Auch die Frage, ob etwaige Behandlungsfehler in einer Art und Weise gegen ärztliche Behandlungsregeln verstoßen haben und mit Fehlern verbunden waren, die aus objektiver Sicht nicht mehr verständlich erscheinen und ihrer Art nach einem Arzt schlechterdings nicht unterlaufen dürfen, ist im selbständigen Beweisverfahren nicht ausgeschlossen. Zwar handelt es sich bei der vom Tatrichter vorzunehmenden Bewertung einer medizinischen Behandlung als grob fehlerhaft um eine juristische Beurteilung.

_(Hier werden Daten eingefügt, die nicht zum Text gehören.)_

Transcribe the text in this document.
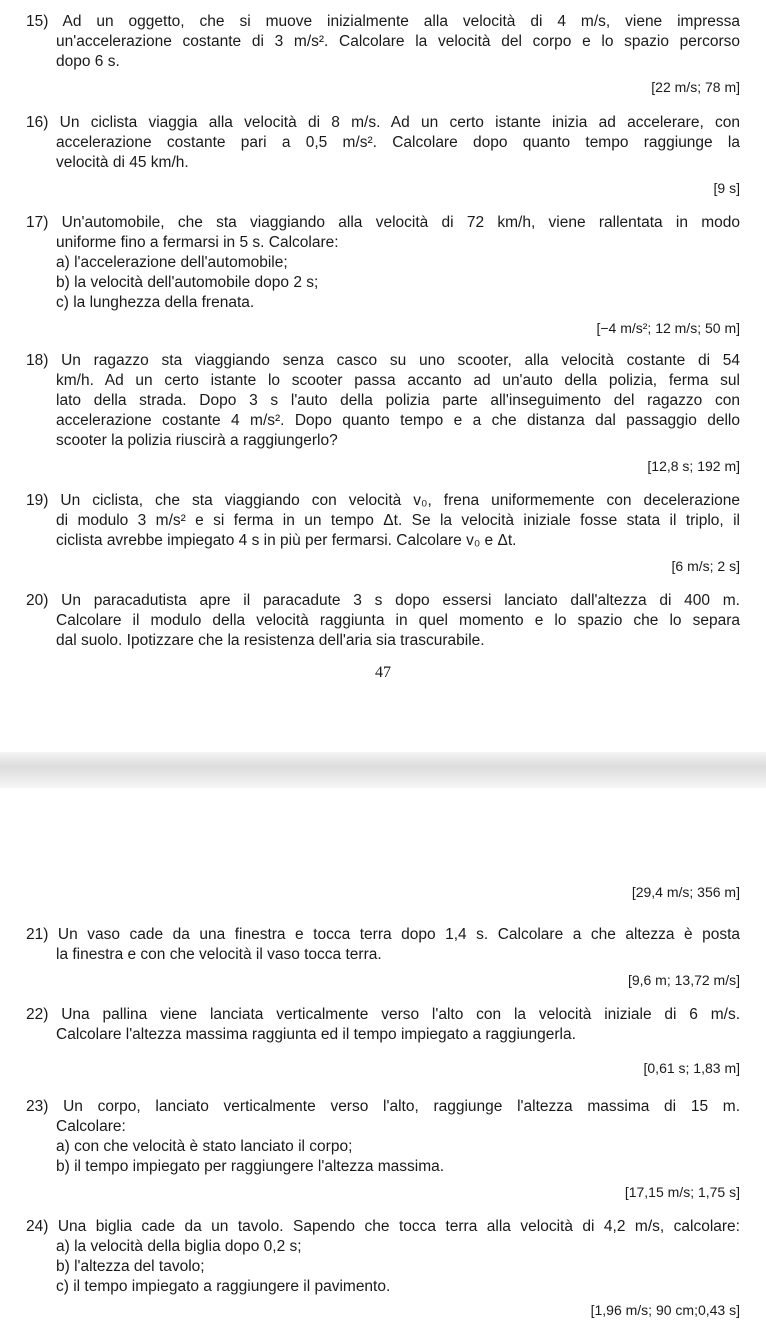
15) Ad un oggetto, che si muove inizialmente alla velocità di 4 m/s, viene impressa
un'accelerazione costante di 3 m/s². Calcolare la velocità del corpo e lo spazio percorso
dopo 6 s.
[22 m/s; 78 m]
16) Un ciclista viaggia alla velocità di 8 m/s. Ad un certo istante inizia ad accelerare, con
accelerazione costante pari a 0,5 m/s². Calcolare dopo quanto tempo raggiunge la
velocità di 45 km/h.
[9 s]
17) Un'automobile, che sta viaggiando alla velocità di 72 km/h, viene rallentata in modo
uniforme fino a fermarsi in 5 s. Calcolare:
a) l'accelerazione dell'automobile;
b) la velocità dell'automobile dopo 2 s;
c) la lunghezza della frenata.
[−4 m/s²; 12 m/s; 50 m]
18) Un ragazzo sta viaggiando senza casco su uno scooter, alla velocità costante di 54
km/h. Ad un certo istante lo scooter passa accanto ad un'auto della polizia, ferma sul
lato della strada. Dopo 3 s l'auto della polizia parte all'inseguimento del ragazzo con
accelerazione costante 4 m/s². Dopo quanto tempo e a che distanza dal passaggio dello
scooter la polizia riuscirà a raggiungerlo?
[12,8 s; 192 m]
19) Un ciclista, che sta viaggiando con velocità v₀, frena uniformemente con decelerazione
di modulo 3 m/s² e si ferma in un tempo Δt. Se la velocità iniziale fosse stata il triplo, il
ciclista avrebbe impiegato 4 s in più per fermarsi. Calcolare v₀ e Δt.
[6 m/s; 2 s]
20) Un paracadutista apre il paracadute 3 s dopo essersi lanciato dall'altezza di 400 m.
Calcolare il modulo della velocità raggiunta in quel momento e lo spazio che lo separa
dal suolo. Ipotizzare che la resistenza dell'aria sia trascurabile.
47
[29,4 m/s; 356 m]
21) Un vaso cade da una finestra e tocca terra dopo 1,4 s. Calcolare a che altezza è posta
la finestra e con che velocità il vaso tocca terra.
[9,6 m; 13,72 m/s]
22) Una pallina viene lanciata verticalmente verso l'alto con la velocità iniziale di 6 m/s.
Calcolare l'altezza massima raggiunta ed il tempo impiegato a raggiungerla.
[0,61 s; 1,83 m]
23) Un corpo, lanciato verticalmente verso l'alto, raggiunge l'altezza massima di 15 m.
Calcolare:
a) con che velocità è stato lanciato il corpo;
b) il tempo impiegato per raggiungere l'altezza massima.
[17,15 m/s; 1,75 s]
24) Una biglia cade da un tavolo. Sapendo che tocca terra alla velocità di 4,2 m/s, calcolare:
a) la velocità della biglia dopo 0,2 s;
b) l'altezza del tavolo;
c) il tempo impiegato a raggiungere il pavimento.
[1,96 m/s; 90 cm;0,43 s]
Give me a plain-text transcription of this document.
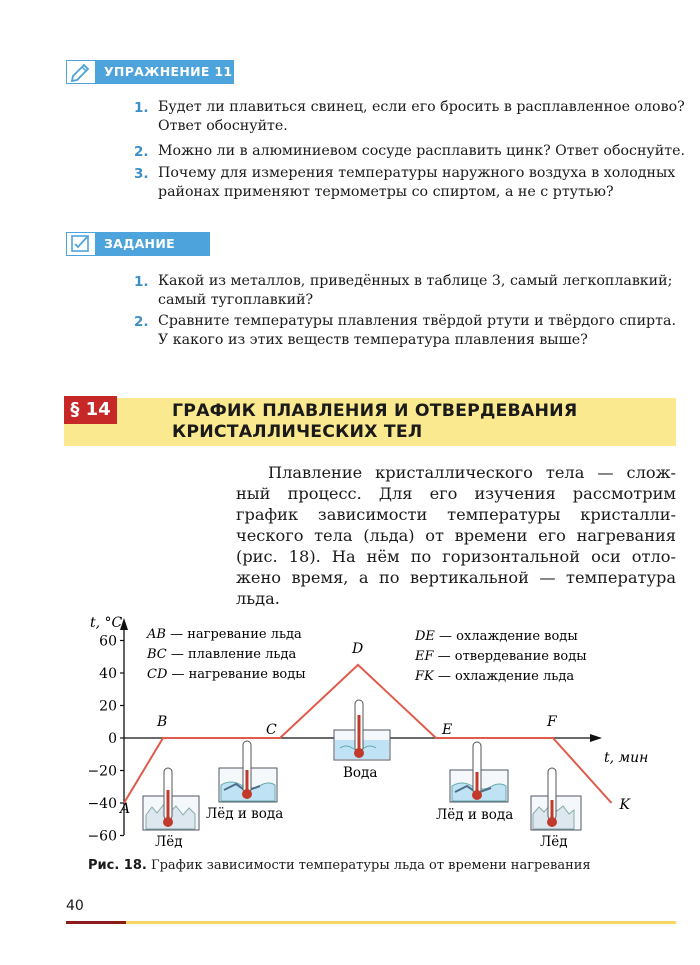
УПРАЖНЕНИЕ 11
1. Будет ли плавиться свинец, если его бросить в расплавленное олово?
Ответ обоснуйте.
2. Можно ли в алюминиевом сосуде расплавить цинк? Ответ обоснуйте.
3. Почему для измерения температуры наружного воздуха в холодных
районах применяют термометры со спиртом, а не с ртутью?
ЗАДАНИЕ
1. Какой из металлов, приведённых в таблице 3, самый легкоплавкий;
самый тугоплавкий?
2. Сравните температуры плавления твёрдой ртути и твёрдого спирта.
У какого из этих веществ температура плавления выше?
§ 14	ГРАФИК ПЛАВЛЕНИЯ И ОТВЕРДЕВАНИЯ
КРИСТАЛЛИЧЕСКИХ ТЕЛ
Плавление кристаллического тела — слож-
ный процесс. Для его изучения рассмотрим
график зависимости температуры кристалли-
ческого тела (льда) от времени его нагревания
(рис. 18). На нём по горизонтальной оси отло-
жено время, а по вертикальной — температура
льда.
60
40
20
0
−20
−40
−60
t, °C
t, мин
AB — нагревание льда
BC — плавление льда
CD — нагревание воды
DE — охлаждение воды
EF — отвердевание воды
FK — охлаждение льда
Лёд
Лёд и вода
Вода
Лёд и вода
Лёд
A
B	C
D
E	F
K
Рис. 18. График зависимости температуры льда от времени нагревания
40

Jedoch bedarf diese einer hinreichend tragfähigen tatsächlichen Grundlage in den Ausführungen des medizinischen Sachverständigen (vgl. Senat, NJW 2002, 2944 = VersR 2002, 1026 [1027]). Sie muss in vollem Umfang durch die vom ärztlichen Sachverständigen mitgeteilten Fakten getragen werden und sich auf die medizinische Bewertung des Behandlungsgeschehens durch den Sachverständigen stützen können. Es ist dem Tatrichter nicht gestattet, ohne entsprechende Darlegungen oder gar entgegen den medizinischen Ausführungen des ärztlichen Sachverständigen einen groben Behandlungsfehler auf Grund eigener Wertung zu bejahen (vgl. Senat, NJW 2002, 2944 = VersR 2002, 1026 [1027 f.] m. w. Nachw.). Werden die für den Gesundheitsschaden des Ast. maßgeblichen Gründe festgestellt, wird auf Grund der Beurteilung des Behandlungsgeschehens durch den medizinischen Sachverständigen nicht auszuschließen sein, dass auch erkannt wird, ob und in welcher Schwere ein Behandlungsfehler gegeben ist. Wäre in der Einrichtung der Ag. ein Fehler begangen worden, der nach der Bewertung des ärztlichen Sachverständigen aus objektiver Sicht nicht mehr verständlich erschiene, weil er einem Arzt schlechterdings nicht unterlaufen dürfte, käme, obwohl Fragen der Beweislastverteilung nicht im selbstständigen Beweisverfahren zu klären sind, die Umkehr der Beweislast für den Ursachenzusammenhang zwischen dem Gesundheitsschaden des Ast. und dem im Raum stehenden Fehler bei der Verlegung der PEG-Sonde in Betracht. Diese wirkt sich regelmäßig maßgeblich auf den Ausgang eines Prozesses aus und vermag dadurch die Entscheidung zur Klageerhebung zu beeinflussen.



Fundstelle: NJW 2013, 3654 ff.; NJW-Spezial 2013, 746 ff.